Gesundheit : Weltrekord für Schaumschläger

Die Wiesenschaumzikade springt besser als der Floh

Paul Janositz

„Wissenschaft muss auch Spaß machen“, sagt Bernhard Ronacher, Zoologe an der Humboldt-Universität Berlin. Den Insektenspezialisten amüsiert ein Forschungsergebnis seines britischen Kollegen Malcom Burrows. Der Forscher von der Universität Cambridge hat herausgefunden, dass kleine, auf Gräsern herumkrabbelnde Insekten die besten Hochspringer sind. „Wiesenschaumzikaden“ heißen die Weltrekordler, die den Floh vom Siegerpodest gestoßen haben.

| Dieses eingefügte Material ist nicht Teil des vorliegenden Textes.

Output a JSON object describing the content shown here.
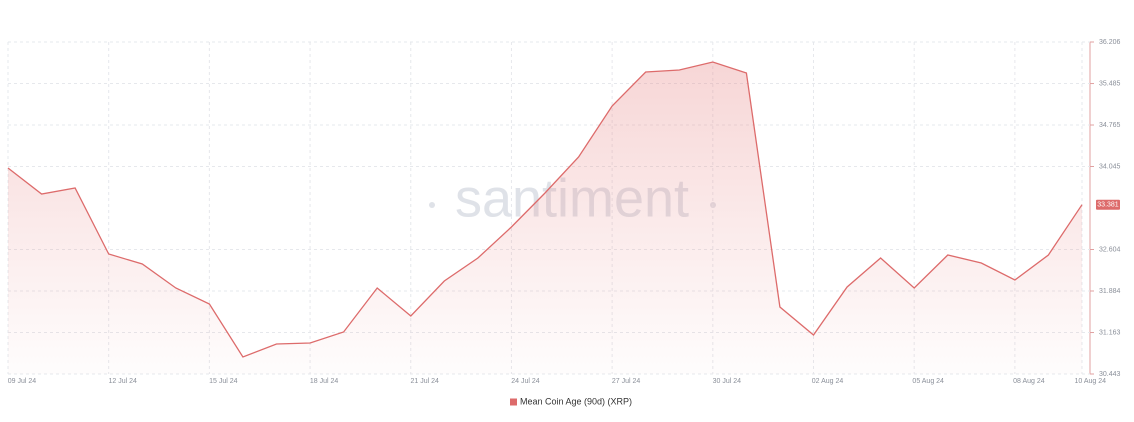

Wie Burrows jetzt im Fachmagazin „Nature" (Band 424, S. 509) berichtet, können die etwa sechs Millimeter großen und zwölf Milligramm schweren Insekten – von der Art „Philaenus spumarius“ – bis zu 70 Zentimeter hoch springen. Die eingesetzte Kraft entspricht dabei dem 414-fachen des Gewichts. Der Floh kommt auf das 135-fache Verhältnis, die Heuschrecke nur auf das 8-fache. Und der Mensch würde sich mit Sicherheit nicht mal für den Endkampf qualifizieren. Selbst der tüchtigste Hochspringer, der Kubaner Javier Sotomayor, schafft mit 2,45 Metern nur das zwei- bis dreifache Verhältnis zwischen Sprungkraft und Gewicht.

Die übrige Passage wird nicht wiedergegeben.